Ce est maintenant le deuxième effondrement de la marque. Sono Motors a été lancée en 2016 avec la promesse de créer une voiture qui se rechargeit en déplacement. Le Sion a été co-financé grâce au financement participatif et aux dépôts de futurs clients, la plupart desquels ont dû par la suite perdre leur argent. En février 2023, le programme de véhicules a été interrompu, et en mai, une demande de procédure de sauvegarde a été déposée auprès du tribunal de district de Munich. Environ 300 des quelque 400 employés ont été licenciés, suivis de 48 autres peu de temps après.

Lorsque les négociations avec des investisseurs se sont arrêtées début novembre 2023, les quelque 50 employés restants devaient également recevoir leurs avertissements de licenciement. Cependant, à la fin du mois, une évolution positive s’est produite : des accords d’investissement ont été signés avec le fonds spéculatif basé à New York, Yorkville. Les employés licenciés ont reçu une offre de réembauche que la majorité d’entre eux a acceptée. L’entreprise a également réorienté son attention vers les constructeurs de véhicules et leurs flottes. Les fondateurs, Jona Christians et Laurin Hahn, se sont retirés, et une nouvelle équipe de direction – incluant Schiermeister, qui était alors encore chef de la technologie – a pris les rênes.

D’ici août 2025, deux processus se déroulaient en parallèle : l’entreprise a changé de nom pour devenir Sono Solar, tandis que l’administrateur de faillite mettait aux enchères les restes du programme de véhicules. Au total, 267 lots ont été mis en vente, dont dix prototypes Sion à partir de 600 euros, sans documentation ni homologation routière.

Aucune panne technique

Finalement, l’échec n’était pas dû à la technologie. Sono Motors a démontré à plusieurs reprises que les cellules solaires peuvent être intégrées sans problème dans les carrosseries et les toits des véhicules. De plus, l’autorisation d’exploitation pour les véhicules commerciaux constituait un réel avantage. Ce qui manquait, c’était un marché en croissance suffisamment rapide. Les exploitants de flottes calculent en fonction des périodes de récupération du investissement, et une solution de retrofit doit se rembourser en quelques années. Étant donné que le prix du carburant à peine justifie cet investissement, l’utilisation de panneaux solaires sur les véhicules reste un avantage supplémentaire plutôt qu’un argument de vente majeur. Lightyear a échoué pour la même raison, tandis qu’Aptera continue de poursuivre ses ambitions.
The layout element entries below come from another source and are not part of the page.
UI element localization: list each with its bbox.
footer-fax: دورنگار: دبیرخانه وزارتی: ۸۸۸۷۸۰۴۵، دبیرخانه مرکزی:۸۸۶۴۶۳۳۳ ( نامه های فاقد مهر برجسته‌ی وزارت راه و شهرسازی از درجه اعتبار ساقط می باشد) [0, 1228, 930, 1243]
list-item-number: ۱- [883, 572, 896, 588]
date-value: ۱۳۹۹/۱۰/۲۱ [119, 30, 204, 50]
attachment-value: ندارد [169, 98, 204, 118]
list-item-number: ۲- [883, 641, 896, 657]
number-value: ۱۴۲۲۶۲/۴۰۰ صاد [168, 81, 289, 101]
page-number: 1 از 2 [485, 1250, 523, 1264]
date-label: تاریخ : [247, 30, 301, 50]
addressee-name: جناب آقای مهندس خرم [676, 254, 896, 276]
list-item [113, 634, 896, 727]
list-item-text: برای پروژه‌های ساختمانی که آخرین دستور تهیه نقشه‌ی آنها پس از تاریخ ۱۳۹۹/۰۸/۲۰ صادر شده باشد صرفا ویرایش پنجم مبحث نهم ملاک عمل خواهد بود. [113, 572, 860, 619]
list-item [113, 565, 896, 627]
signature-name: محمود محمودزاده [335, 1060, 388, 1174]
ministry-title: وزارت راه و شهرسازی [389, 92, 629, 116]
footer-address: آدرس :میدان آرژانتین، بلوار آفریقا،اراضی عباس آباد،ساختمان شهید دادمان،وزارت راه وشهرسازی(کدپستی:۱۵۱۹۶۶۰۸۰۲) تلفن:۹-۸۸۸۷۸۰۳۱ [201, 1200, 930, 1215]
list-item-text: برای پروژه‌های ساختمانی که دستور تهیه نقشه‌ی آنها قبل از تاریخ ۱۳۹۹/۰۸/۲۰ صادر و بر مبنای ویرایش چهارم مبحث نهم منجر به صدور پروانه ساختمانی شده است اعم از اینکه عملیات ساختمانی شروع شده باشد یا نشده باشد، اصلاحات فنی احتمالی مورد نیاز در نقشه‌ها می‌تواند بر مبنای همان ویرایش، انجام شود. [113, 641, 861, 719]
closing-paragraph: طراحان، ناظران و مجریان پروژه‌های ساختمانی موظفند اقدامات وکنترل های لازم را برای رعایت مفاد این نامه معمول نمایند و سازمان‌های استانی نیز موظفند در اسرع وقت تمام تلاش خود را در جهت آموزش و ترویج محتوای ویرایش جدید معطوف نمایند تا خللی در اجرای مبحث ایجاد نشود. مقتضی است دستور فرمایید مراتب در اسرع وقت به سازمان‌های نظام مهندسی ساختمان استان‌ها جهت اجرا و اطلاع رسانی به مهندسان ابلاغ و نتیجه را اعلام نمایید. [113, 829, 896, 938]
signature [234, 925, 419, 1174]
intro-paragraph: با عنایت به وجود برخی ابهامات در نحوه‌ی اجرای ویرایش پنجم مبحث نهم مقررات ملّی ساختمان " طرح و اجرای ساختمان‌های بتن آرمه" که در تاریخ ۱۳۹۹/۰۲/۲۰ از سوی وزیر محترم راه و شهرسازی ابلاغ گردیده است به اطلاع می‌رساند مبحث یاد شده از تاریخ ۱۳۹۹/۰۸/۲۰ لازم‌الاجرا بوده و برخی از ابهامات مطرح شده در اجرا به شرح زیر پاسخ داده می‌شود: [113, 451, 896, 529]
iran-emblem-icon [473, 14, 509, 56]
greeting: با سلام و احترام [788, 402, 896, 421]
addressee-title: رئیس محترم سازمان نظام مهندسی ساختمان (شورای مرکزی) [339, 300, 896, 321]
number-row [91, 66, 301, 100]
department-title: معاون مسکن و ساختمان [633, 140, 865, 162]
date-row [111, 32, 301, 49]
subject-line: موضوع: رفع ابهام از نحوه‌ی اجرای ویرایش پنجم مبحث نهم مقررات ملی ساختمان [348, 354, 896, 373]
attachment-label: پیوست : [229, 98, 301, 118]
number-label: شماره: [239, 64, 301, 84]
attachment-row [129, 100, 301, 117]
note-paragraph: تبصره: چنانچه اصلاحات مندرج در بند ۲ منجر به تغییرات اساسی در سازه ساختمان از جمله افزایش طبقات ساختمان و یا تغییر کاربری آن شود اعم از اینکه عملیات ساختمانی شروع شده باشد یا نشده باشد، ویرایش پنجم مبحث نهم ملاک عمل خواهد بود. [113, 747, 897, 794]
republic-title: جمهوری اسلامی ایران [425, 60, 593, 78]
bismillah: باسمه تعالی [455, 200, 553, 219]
Quiconque achètera les restes de l’entreprise obtiendra des brevets, des résultats d’essais et une autorisation, mais pas une activité commerciale en cours. L’équipe s’est dissoute, et les relations avec les clients ont probablement également été affectées. Ce package n’a donc de véritable valeur que pour un fournisseur ou un fabricant qui envisage déjà d’intégrer des solutions solaires dans les véhicules et souhaite gagner des années de temps de développement.

« Nous espérons sincèrement que ce travail collectif trouvera une suite sur le marché grâce à l’acquisition de cette technologie. Nous restons convaincus que les solutions solaires feront partie intégrante des véhicules à l’avenir », a déclaré Jan Schiermeister en guise d’adieu.